HarmVideoBench: Benchmarking Harmful Video Understanding in Large Multimodal Models

Researchers introduce HarmVideoBench, a multi-layered diagnostic benchmark designed to evaluate large vision-language models on their ability to understand harmful videos beyond superficial cues. The benchmark addresses limitations in existing works by incorporating explanatory rationales and assessing three hierarchical dimensions of harm: Observable Evidence, Clip-Internal Meaning, and Beyond-Clip Reasoning.

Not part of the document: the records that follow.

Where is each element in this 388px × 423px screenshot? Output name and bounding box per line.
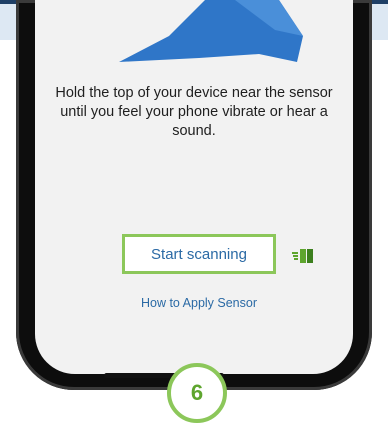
sensor-illustration (35, 0, 353, 68)
how-to-apply-sensor-link[interactable]: How to Apply Sensor (95, 296, 303, 310)
start-scanning-label: Start scanning (151, 245, 247, 263)
step-number-badge: 6 (167, 363, 227, 423)
nfc-sensor-icon (292, 248, 314, 269)
scan-instructions: Hold the top of your device near the sen… (55, 85, 333, 139)
phone-illustration-icon (119, 0, 303, 62)
start-scanning-button[interactable]: Start scanning (122, 234, 276, 274)
app-screen: Hold the top of your device near the sen… (35, 0, 353, 374)
step-number: 6 (190, 380, 204, 405)
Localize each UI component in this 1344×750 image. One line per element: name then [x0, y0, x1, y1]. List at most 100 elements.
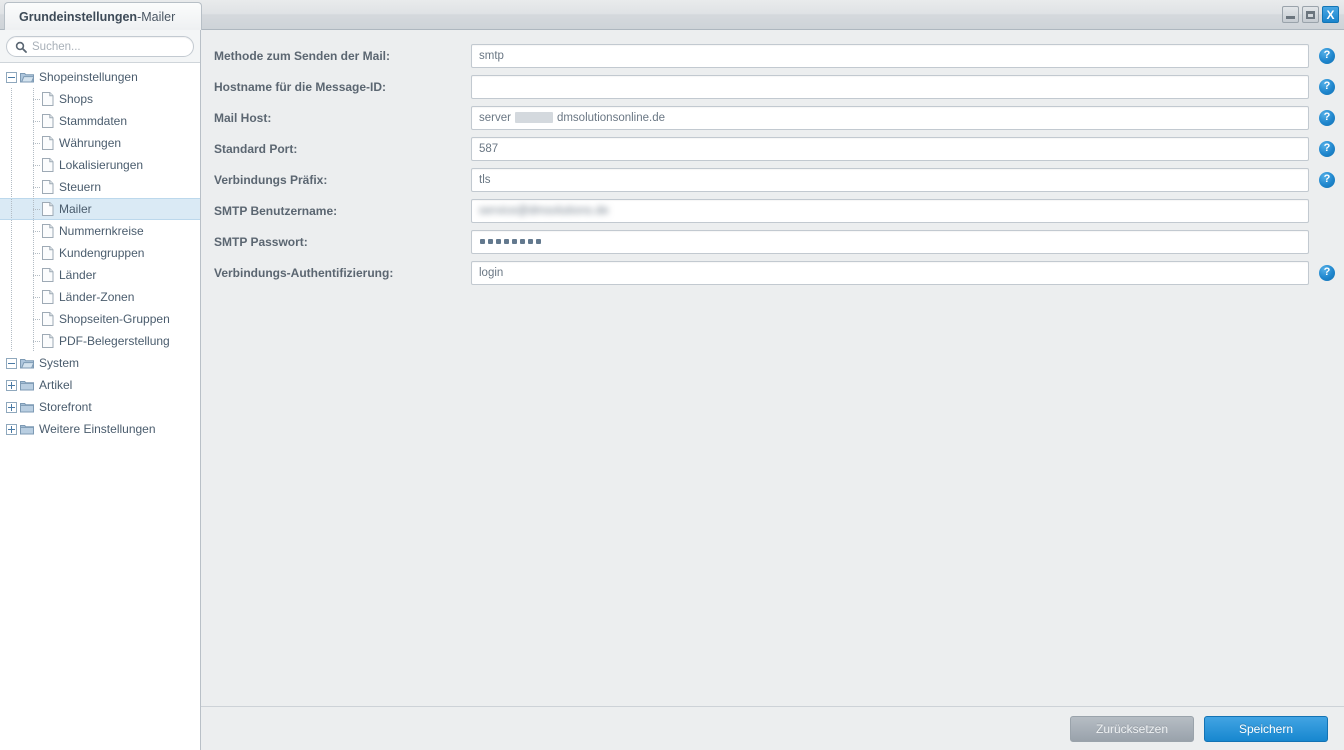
- close-button[interactable]: X: [1322, 6, 1339, 23]
- file-icon: [42, 224, 54, 238]
- file-icon: [42, 92, 54, 106]
- save-button[interactable]: Speichern: [1204, 715, 1328, 742]
- tree-toggle-expand[interactable]: [6, 379, 17, 391]
- sidebar-item-label: Lokalisierungen: [59, 158, 144, 172]
- window-titlebar: Grundeinstellungen - Mailer X: [0, 0, 1344, 30]
- file-icon: [42, 312, 54, 326]
- sidebar-item-system[interactable]: System: [0, 352, 200, 374]
- reset-button[interactable]: Zurücksetzen: [1070, 715, 1194, 742]
- tree-guide-line: [11, 220, 12, 242]
- password-dot: [504, 239, 509, 244]
- help-icon[interactable]: ?: [1319, 109, 1335, 126]
- sidebar-item-nummernkreise[interactable]: Nummernkreise: [0, 219, 200, 242]
- tree-connector: [28, 87, 40, 110]
- help-icon[interactable]: ?: [1319, 171, 1335, 188]
- sidebar-item-l-nder[interactable]: Länder: [0, 263, 200, 286]
- file-icon: [42, 136, 54, 150]
- search-input[interactable]: [32, 40, 185, 53]
- maximize-button[interactable]: [1302, 6, 1319, 23]
- tree-toggle-expand[interactable]: [6, 423, 17, 435]
- field-input[interactable]: service@dmsolutions.de: [471, 198, 1309, 223]
- tree-connector: [28, 263, 40, 286]
- sidebar-item-stammdaten[interactable]: Stammdaten: [0, 109, 200, 132]
- settings-window: Grundeinstellungen - Mailer X Suchen... …: [0, 0, 1344, 750]
- password-mask: [479, 239, 541, 244]
- sidebar-item-shops[interactable]: Shops: [0, 87, 200, 110]
- help-icon[interactable]: ?: [1319, 264, 1335, 281]
- window-body: Shopeinstellungen Shops Stammdaten Währunge…: [0, 30, 1344, 750]
- field-input[interactable]: server dmsolutionsonline.de: [471, 105, 1309, 130]
- help-icon[interactable]: ?: [1319, 47, 1335, 64]
- window-title-tab[interactable]: Grundeinstellungen - Mailer: [4, 2, 203, 30]
- sidebar-item-label: Shopeinstellungen: [39, 70, 138, 84]
- field-input[interactable]: tls: [471, 167, 1309, 192]
- sidebar-item-pdf-belegerstellung[interactable]: PDF-Belegerstellung: [0, 329, 200, 352]
- sidebar-item-label: Weitere Einstellungen: [39, 422, 156, 436]
- tree-guide-line: [11, 286, 12, 308]
- file-icon: [42, 334, 54, 348]
- redaction-block: [514, 112, 553, 123]
- form-row: Hostname für die Message-ID:?: [201, 71, 1344, 102]
- password-dot: [528, 239, 533, 244]
- tree-guide-line: [11, 110, 12, 132]
- field-input[interactable]: login: [471, 260, 1309, 285]
- tree-guide-line: [11, 199, 12, 219]
- minimize-button[interactable]: [1282, 6, 1299, 23]
- field-input[interactable]: [471, 74, 1309, 99]
- field-input[interactable]: [471, 229, 1309, 254]
- folder-icon: [20, 425, 34, 435]
- file-icon: [42, 246, 54, 260]
- tree-guide-line: [11, 330, 12, 352]
- tree-toggle-collapse[interactable]: [6, 71, 17, 83]
- tree-guide-line: [11, 308, 12, 330]
- sidebar-item-shopseiten-gruppen[interactable]: Shopseiten-Gruppen: [0, 307, 200, 330]
- sidebar-item-weitere-einstellungen[interactable]: Weitere Einstellungen: [0, 418, 200, 440]
- tree-toggle-expand[interactable]: [6, 401, 17, 413]
- sidebar-item-lokalisierungen[interactable]: Lokalisierungen: [0, 153, 200, 176]
- tree-connector: [28, 131, 40, 154]
- window-controls: X: [1282, 6, 1339, 23]
- sidebar-item-mailer[interactable]: Mailer: [0, 197, 200, 220]
- sidebar-item-kundengruppen[interactable]: Kundengruppen: [0, 241, 200, 264]
- tree-toggle-collapse[interactable]: [6, 357, 17, 369]
- field-input[interactable]: smtp: [471, 43, 1309, 68]
- sidebar-item-label: Steuern: [59, 180, 102, 194]
- form-row: Verbindungs Präfix: tls?: [201, 164, 1344, 195]
- password-dot: [536, 239, 541, 244]
- minimize-icon: [1286, 15, 1295, 19]
- window-title-sub: Mailer: [141, 9, 176, 24]
- tree-connector: [28, 197, 40, 220]
- sidebar-item-l-nder-zonen[interactable]: Länder-Zonen: [0, 285, 200, 308]
- sidebar-item-shopeinstellungen[interactable]: Shopeinstellungen: [0, 66, 200, 88]
- sidebar-item-w-hrungen[interactable]: Währungen: [0, 131, 200, 154]
- content-panel: Methode zum Senden der Mail: smtp? Hostnam…: [201, 30, 1344, 750]
- search-box[interactable]: [6, 36, 194, 57]
- tree-connector: [28, 329, 40, 352]
- field-label: Standard Port:: [214, 141, 298, 156]
- sidebar-item-storefront[interactable]: Storefront: [0, 396, 200, 418]
- sidebar-item-artikel[interactable]: Artikel: [0, 374, 200, 396]
- help-icon[interactable]: ?: [1319, 140, 1335, 157]
- tree-guide-line: [11, 176, 12, 198]
- field-value-prefix: server: [479, 111, 511, 124]
- help-icon[interactable]: ?: [1319, 78, 1335, 95]
- tree-connector: [28, 153, 40, 176]
- sidebar-item-steuern[interactable]: Steuern: [0, 175, 200, 198]
- file-icon: [42, 180, 54, 194]
- footer-toolbar: Zurücksetzen Speichern: [201, 706, 1344, 750]
- tree-connector: [28, 307, 40, 330]
- tree-guide-line: [11, 88, 12, 110]
- field-label: Verbindungs Präfix:: [214, 172, 328, 187]
- sidebar-item-label: Länder-Zonen: [59, 290, 135, 304]
- field-label: Verbindungs-Authentifizierung:: [214, 265, 394, 280]
- field-label: Mail Host:: [214, 110, 272, 125]
- maximize-icon: [1306, 10, 1315, 19]
- folder-open-icon: [20, 359, 34, 369]
- folder-icon: [20, 381, 34, 391]
- field-label: Methode zum Senden der Mail:: [214, 48, 391, 63]
- sidebar-item-label: Kundengruppen: [59, 246, 145, 260]
- window-title-main: Grundeinstellungen: [19, 9, 138, 24]
- field-input[interactable]: 587: [471, 136, 1309, 161]
- form-row: Methode zum Senden der Mail: smtp?: [201, 40, 1344, 71]
- form-row: Verbindungs-Authentifizierung: login?: [201, 257, 1344, 288]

HarmVideoBench comprises 1,379 videos paired with 4,137 multiple-choice questions to evaluate deep contextual understanding.
The benchmark assesses models across three hierarchical dimensions: Observable Evidence, Clip-Internal Meaning, and Beyond-Clip Reasoning.
The study evaluates 19 leading large vision-language models to assess their multidimensional understanding of harmful content.
A new method called BCR is introduced, which predicts reasoning boundaries and dynamically retrieves context only when needed.
Experimental results show BCR raises the macro average performance from 61.7 percent to a state-of-the-art 84.4 percent.

The authors consider this important because current frameworks often turn evaluation into a black box where models succeed through shortcuts, whereas HarmVideoBench ensures models explain their reasoning and capture implicit harms.